As instituições e autoridades espanholas têm acompanhado o caso com preocupação. “O Instituto da Mulher considera que a prática é degradante para as mulheres e que atenta contra a sua dignidade. Estamos a preparar um relatório para averiguar em que medida estes actos poderiam ser considerados ilegais e, com isso, pedir uma actuação dos poderes públicos”, disse ao P3 a directora desta instituição, Carmen Plaza, que acredita que a prática possa constituir um caso de “incitação à prostituição”. “Preocupa-nos que estas mulheres sejam usadas como publicidade para uma prática vexatória e degradante. Ao fim e ao cabo trata-se de uma forma de atrair clientela para ter lucro económico através das mulheres.”
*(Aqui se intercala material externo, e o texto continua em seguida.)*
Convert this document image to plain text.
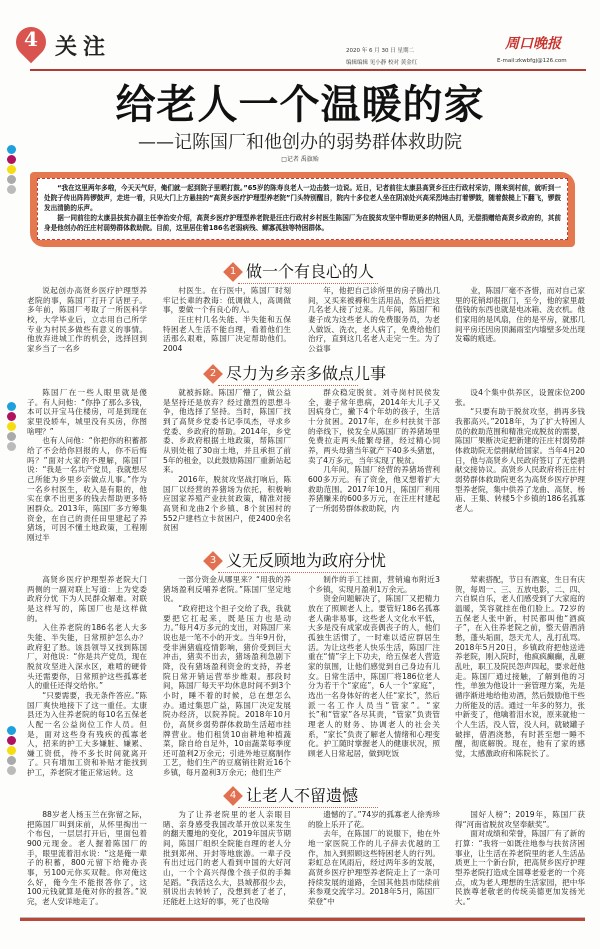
4 关注	2020 年 6 月 30 日 星期二
编辑编辑 见小静 校对 黄金红
周口晚报
E-mail:zkwbfgj@126.com
给老人一个温暖的家
——记陈国厂和他创办的弱势群体救助院
□记者 禹旗贻

“我在这里两年多啦，今天天气好，俺们就一起到院子里晒打鼓。”65岁的陈寿良老人一边击鼓一边说。近日，记者前往太康县高贤乡汪庄行政村采访，刚来到村前，就听到一处院子传出阵阵锣鼓声，走进一看，只见大门上方悬挂的“高贤乡医疗护理型养老院”门头特别醒目，院内十多位老人坐在阴凉处兴高采烈地击打着锣鼓，随着鼓槌上下翻飞，锣鼓发出清脆的乐声。

据一同前往的太康县扶贫办副主任李治安介绍，高贤乡医疗护理型养老院是汪庄行政村乡村医生陈国厂为在脱贫攻坚中帮助更多的特困人员，无偿捐赠给高贤乡政府的，其前身是他创办的汪庄村弱势群体救助院。目前，这里居住着186名老弱病残、鳏寡孤独等特困群体。

1 做一个有良心的人

说起创办高贤乡医疗护理型养老院的事，陈国厂打开了话匣子。多年前，陈国厂考取了一所医科学校，大学毕业后，立志用自己所学专业为村民多做些有意义的事情。他放弃进城工作的机会，选择回到家乡当了一名乡

村医生。在行医中，陈国厂时刻牢记长辈的教诲：低调做人，高调做事，要做一个有良心的人。

汪庄村几名失能、半失能和五保特困老人生活不能自理，看着他们生活那么艰难，陈国厂决定帮助他们。2004

年，他把自己诊所里的房子腾出几间，又买来被褥和生活用品，然后把这几名老人接了过来。几年间，陈国厂和妻子成为这些老人的免费服务员，为老人做饭、洗衣，老人病了，免费给他们治疗，直到这几名老人走完一生。为了公益事

业，陈国厂毫不吝惜，而对自己家里的花销却很抠门，至今，他的家里最值钱的东西也就是电冰箱、洗衣机。他们家用的是风扇，住的是平房，就那几间平房还因房顶漏雨室内墙壁多处出现发霉的痕迹。

2 尽力为乡亲多做点儿事

陈国厂在一些人眼里就是傻子。有人问他：“你挣了那么多钱，本可以开宝马住楼房，可是到现在家里没轿车，城里没有买房，你图啥哩？”

也有人问他：“你把你的积蓄都给了不会给你回报的人，你不后悔吗？”面对大家的不理解，陈国厂说：“我是一名共产党员，我就想尽己所能为乡里乡亲做点儿事。”作为一名乡村医生，收入是有限的，他实在拿不出更多的钱去帮助更多特困群众。2013年，陈国厂多方筹集资金，在自己的责任田里建起了养猪场，可因不懂土地政策，工程刚刚过半

就被拆除。陈国厂懵了，做公益是坚持还是放弃？经过激烈的思想斗争，他选择了坚持。当时，陈国厂找到了高贤乡党委书记李凤杰，寻求乡党委、乡政府的帮助。2014年，乡党委、乡政府根据土地政策，帮陈国厂从别处租了30亩土地，并且承担了前5年的租金，以此鼓励陈国厂重新站起来。

2016年，脱贫攻坚战打响后，陈国厂以经营的养猪场为依托，积极响应国家养殖产业扶贫政策，精准对接高贤和龙曲2个乡镇、8个贫困村的552户建档立卡贫困户，使2400余名贫困

群众稳定脱贫。刘寺岗村民侯发全，妻子常年患病，2014年大儿子又因病身亡，撇下4个年幼的孩子，生活十分贫困。2017年，在乡村扶贫干部的牵线下，侯发全从陈国厂的养猪场里免费拉走两头能繁母猪，经过精心饲养，两头母猪当年就产下40多头猪崽，卖了4万多元，当年实现了脱贫。

几年间，陈国厂经营的养猪场营利600多万元。有了资金，他又想着扩大救助范围。2017年10月，陈国厂利用养猪赚来的600多万元，在汪庄村建起了一所弱势群体救助院，内

设4个集中供养区，设置床位200张。

“只要有助于脱贫攻坚，捐再多钱我都高兴。”2018年，为了扩大特困人员的救助范围和精准完成脱贫的需要，陈国厂果断决定把新建的汪庄村弱势群体救助院无偿捐献给国家。当年4月20日，他与高贤乡人民政府签订了无偿捐献交接协议。高贤乡人民政府将汪庄村弱势群体救助院更名为高贤乡医疗护理型养老院，集中供养了龙曲、高贤、杨庙、王集、转楼5个乡镇的186名孤寡老人。

3 义无反顾地为政府分忧

高贤乡医疗护理型养老院大门两侧的一副对联上写道：上为党委政府分忧 下为人民群众解难。对联是这样写的，陈国厂也是这样做的。

入住养老院的186名老人大多失能、半失能，日常照护怎么办？政府犯了愁。该县领导又找到陈国厂，对他说：“你是共产党员，现在脱贫攻坚进入深水区，难啃的硬骨头还需要你，日常照护这些孤寡老人的重任还得交给你。”

“只要需要，我无条件答应。”陈国厂爽快地接下了这一重任。太康县还为入住养老院的每10名五保老人配一名公益岗位工作人员。但是，面对这些身有残疾的孤寡老人，招来的护工大多嫌脏、嫌累、嫌工资低，待不多长时间就离开了。只有增加工资和补贴才能找到护工，养老院才能正常运转。这

一部分资金从哪里来？“用我的养猪场盈利反哺养老院。”陈国厂坚定地说。

“政府把这个担子交给了我，我就要把它扛起来，既是压力也是动力。”每月4万多元的支出，对陈国厂来说也是一笔不小的开支。当年9月份，受非洲猪瘟疫情影响，猪价受到巨大冲击，猪卖不出去，猪场盈利急剧下降，没有猪场盈利资金的支持，养老院日常开销运营举步维艰。那段时间，陈国厂每天平均休息时间不到3个小时，睡不着的时候，总在想怎么办。通过集思广益，陈国厂决定发展院办经济，以院养院。2018年10月份，高贤乡弱势群体救助生活超市挂牌营业。他们租赁10亩耕地种植蔬菜，除自给自足外，10亩蔬菜每季度还可盈利2万余元；引进外地豆腐制作工艺，他们生产的豆腐销往附近16个乡镇，每月盈利3万余元；他们生产

制作的手工挂面，营销遍布附近3个乡镇，实现月盈利1万余元。

资金问题解决了，陈国厂又把精力放在了照顾老人上。要管好186名孤寡老人确非易事，这些老人文化水平低，大多是没有成家或丧偶丧子的人，他们孤独生活惯了，一时难以适应群居生活。为让这些老人快乐生活，陈国厂注重在“情”字上下功夫，给五保老人营造家的氛围，让他们感觉到自己身边有儿女。日常生活中，陈国厂将186位老人分为若干个“家庭”，6人一个“家庭”，选出一名身体好的老人任“家长”，然后派一名工作人员当“管家”。“家长”和“管家”各尽其责，“管家”负责管理老人的财务、协调老人的社会关系，“家长”负责了解老人情绪和心理变化。护工随时掌握老人的健康状况，照顾老人日常起居，做到吃饭

荤素搭配，节日有酒宴，生日有庆贺，每周一、三、五放电影，二、四、六自娱自乐，老人们感受到了大家庭的温暖，笑容就挂在他们脸上。72岁的五保老人张中新，村民都叫他“酒疯子”，在入住养老院之前，整天借酒消愁，蓬头垢面，怨天尤人，乱打乱骂。2018年5月20日，乡镇政府把他送进养老院，刚入院时，他疯疯癫癫，乱砸乱吐，职工及院民怨声四起，要求赶他走。陈国厂通过接触，了解到他的习性，单独为他设计一套管理方案，先是循序渐进地给他劝酒，然后鼓励他干些力所能及的活。通过一年多的努力，张中新变了，他噙着泪水说，原来就他一个人生活，没人管，没人问，就破罐子破摔，借酒浇愁，有时甚至想一睡不醒，彻底解脱。现在，他有了家的感觉，太感激政府和陈院长了。

4 让老人不留遗憾

88岁老人杨玉兰在弥留之际，把陈国厂叫到床前，从怀里掏出一个布包，一层层打开后，里面包着900元现金。老人握着陈国厂的手，眼里流着泪水说：“这是俺一辈子的积蓄，800元留下给俺办丧事，另100元你买双鞋。你对俺这么好，俺今生不能报答你了，这100元钱就算是俺对你的报答。”说完，老人安详地走了。

为了让养老院里的老人亲眼目睹、亲身感受我国改革开放以来发生的翻天覆地的变化，2019年国庆节期间，陈国厂组织全院能自理的老人分批到郑州、开封等地旅游。一辈子没有出过远门的老人看到中国的大好河山，一个个高兴得像个孩子似的手舞足蹈。“我活这么大，县城都很少去，别说出去转转了，没想到老了老了，还能赶上这好的事，死了也没啥

遗憾的了。”74岁的孤寡老人徐秀珍的脸上乐开了花。

去年，在陈国厂的说服下，他在外地一家医院工作的儿子辞去优越的工作，加入到照顾这些特困老人的行列。彩虹总在风雨后，经过两年多的发展，高贤乡医疗护理型养老院走上了一条可持续发展的道路，全国其他县市陆续前来参观交流学习。2018年5月，陈国厂荣登“中

国好人榜”；2019年，陈国厂获得“河南省脱贫攻坚奉献奖”。

面对成绩和荣誉，陈国厂有了新的打算：“我将一如既往地参与扶贫济困事业，让生活在养老院里的老人生活品质更上一个新台阶，把高贤乡医疗护理型养老院打造成全国尊老爱老的一个亮点，成为老人理想的生活家园，把中华民族尊老敬老的传统美德更加发扬光大。”
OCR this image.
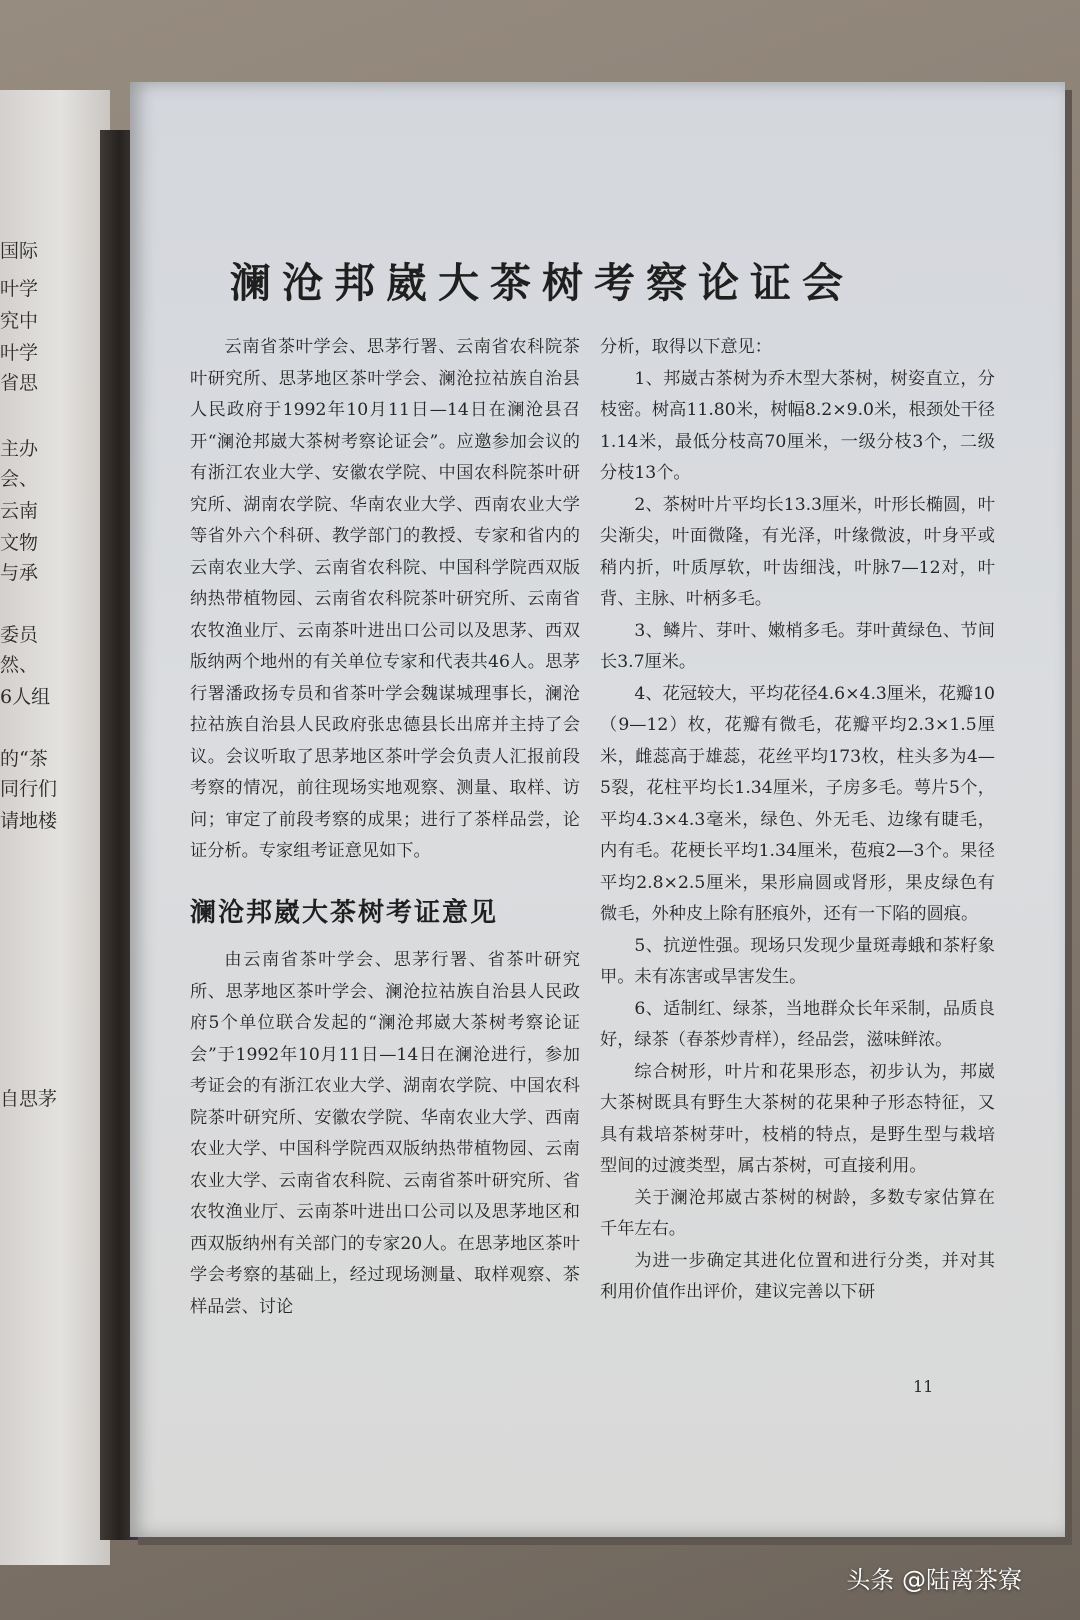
国际
叶学
究中
叶学
省思
主办
会、
云南
文物
与承
委员
然、
6人组
的“茶
同行们
请地楼
自思茅
澜沧邦崴大茶树考察论证会

云南省茶叶学会、思茅行署、云南省农科院茶叶研究所、思茅地区茶叶学会、澜沧拉祜族自治县人民政府于1992年10月11日—14日在澜沧县召开“澜沧邦崴大茶树考察论证会”。应邀参加会议的有浙江农业大学、安徽农学院、中国农科院茶叶研究所、湖南农学院、华南农业大学、西南农业大学等省外六个科研、教学部门的教授、专家和省内的云南农业大学、云南省农科院、中国科学院西双版纳热带植物园、云南省农科院茶叶研究所、云南省农牧渔业厅、云南茶叶进出口公司以及思茅、西双版纳两个地州的有关单位专家和代表共46人。思茅行署潘政扬专员和省茶叶学会魏谋城理事长，澜沧拉祜族自治县人民政府张忠德县长出席并主持了会议。会议听取了思茅地区茶叶学会负责人汇报前段考察的情况，前往现场实地观察、测量、取样、访问；审定了前段考察的成果；进行了茶样品尝，论证分析。专家组考证意见如下。

澜沧邦崴大茶树考证意见

由云南省茶叶学会、思茅行署、省茶叶研究所、思茅地区茶叶学会、澜沧拉祜族自治县人民政府5个单位联合发起的“澜沧邦崴大茶树考察论证会”于1992年10月11日—14日在澜沧进行，参加考证会的有浙江农业大学、湖南农学院、中国农科院茶叶研究所、安徽农学院、华南农业大学、西南农业大学、中国科学院西双版纳热带植物园、云南农业大学、云南省农科院、云南省茶叶研究所、省农牧渔业厅、云南茶叶进出口公司以及思茅地区和西双版纳州有关部门的专家20人。在思茅地区茶叶学会考察的基础上，经过现场测量、取样观察、茶样品尝、讨论

分析，取得以下意见：

1、邦崴古茶树为乔木型大茶树，树姿直立，分枝密。树高11.80米，树幅8.2×9.0米，根颈处干径1.14米，最低分枝高70厘米，一级分枝3个，二级分枝13个。

2、茶树叶片平均长13.3厘米，叶形长椭圆，叶尖渐尖，叶面微隆，有光泽，叶缘微波，叶身平或稍内折，叶质厚软，叶齿细浅，叶脉7—12对，叶背、主脉、叶柄多毛。

3、鳞片、芽叶、嫩梢多毛。芽叶黄绿色、节间长3.7厘米。

4、花冠较大，平均花径4.6×4.3厘米，花瓣10（9—12）枚，花瓣有微毛，花瓣平均2.3×1.5厘米，雌蕊高于雄蕊，花丝平均173枚，柱头多为4—5裂，花柱平均长1.34厘米，子房多毛。萼片5个，平均4.3×4.3毫米，绿色、外无毛、边缘有睫毛，内有毛。花梗长平均1.34厘米，苞痕2—3个。果径平均2.8×2.5厘米，果形扁圆或肾形，果皮绿色有微毛，外种皮上除有胚痕外，还有一下陷的圆痕。

5、抗逆性强。现场只发现少量斑毒蛾和茶籽象甲。未有冻害或旱害发生。

6、适制红、绿茶，当地群众长年采制，品质良好，绿茶（春茶炒青样），经品尝，滋味鲜浓。

综合树形，叶片和花果形态，初步认为，邦崴大茶树既具有野生大茶树的花果种子形态特征，又具有栽培茶树芽叶，枝梢的特点，是野生型与栽培型间的过渡类型，属古茶树，可直接利用。

关于澜沧邦崴古茶树的树龄，多数专家估算在千年左右。

为进一步确定其进化位置和进行分类，并对其利用价值作出评价，建议完善以下研

11
头条 @陆离茶寮
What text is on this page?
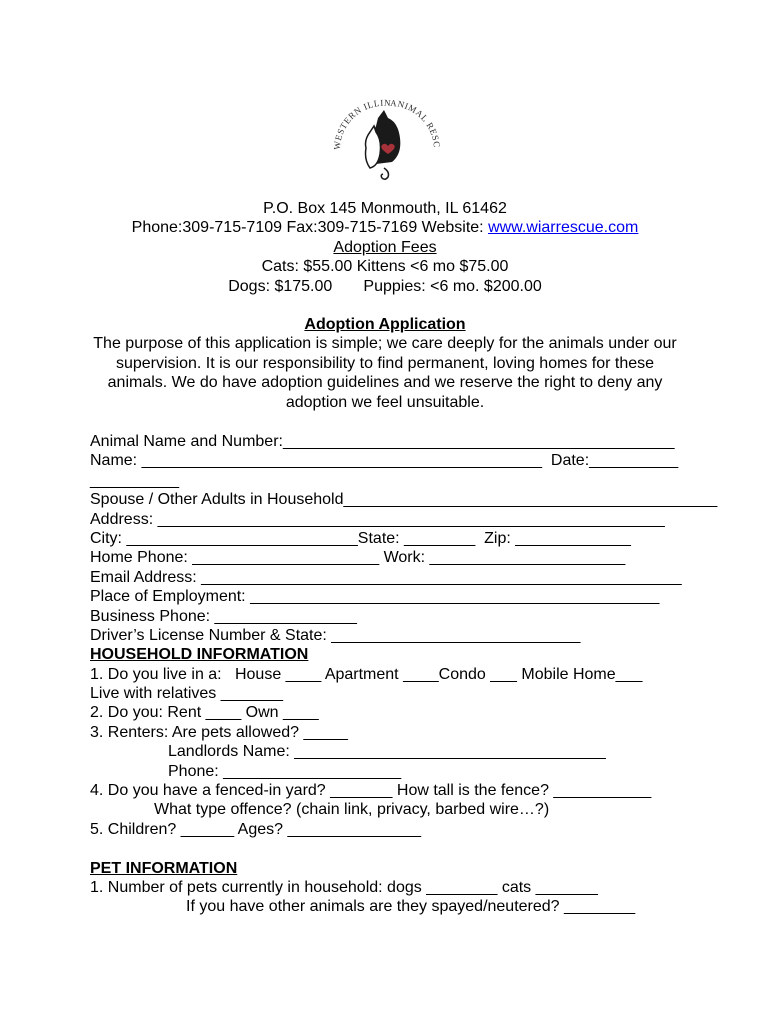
WESTERN ILLIN
ANIMAL RESC
P.O. Box 145 Monmouth, IL 61462
Phone:309-715-7109 Fax:309-715-7169 Website: www.wiarrescue.com
Adoption Fees
Cats: $55.00 Kittens <6 mo $75.00
Dogs: $175.00       Puppies: <6 mo. $200.00
Adoption Application
The purpose of this application is simple; we care deeply for the animals under our supervision. It is our responsibility to find permanent, loving homes for these animals. We do have adoption guidelines and we reserve the right to deny any adoption we feel unsuitable.
Animal Name and Number:____________________________________________
Name: _____________________________________________  Date:__________
__________
Spouse / Other Adults in Household__________________________________________
Address: _________________________________________________________
City: __________________________State: ________  Zip: _____________
Home Phone: _____________________ Work: ______________________
Email Address: ______________________________________________________
Place of Employment: ______________________________________________
Business Phone: ________________
Driver’s License Number & State: ____________________________
HOUSEHOLD INFORMATION
1. Do you live in a:   House ____ Apartment ____Condo ___ Mobile Home___
Live with relatives _______
2. Do you: Rent ____ Own ____
3. Renters: Are pets allowed? _____
Landlords Name: ___________________________________
Phone: ____________________
4. Do you have a fenced-in yard? _______ How tall is the fence? ___________
What type offence? (chain link, privacy, barbed wire…?)
5. Children? ______ Ages? _______________
PET INFORMATION
1. Number of pets currently in household: dogs ________ cats _______
If you have other animals are they spayed/neutered? ________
O jogo sexual — que segundo o Instituto da Mulher acontece em pelo menos dois bares de Magaluf — funciona da seguinte forma: as raparigas devem fazer sexo oral a um número pré-determinado de homens no mais curto espaço de tempo possível. Quem o fizer mais rapidamente ganha aquilo a que as discotecas chamam de “holiday”, um passe ilimitado de direito a bebidas alcoólicas, válido durante todas as férias.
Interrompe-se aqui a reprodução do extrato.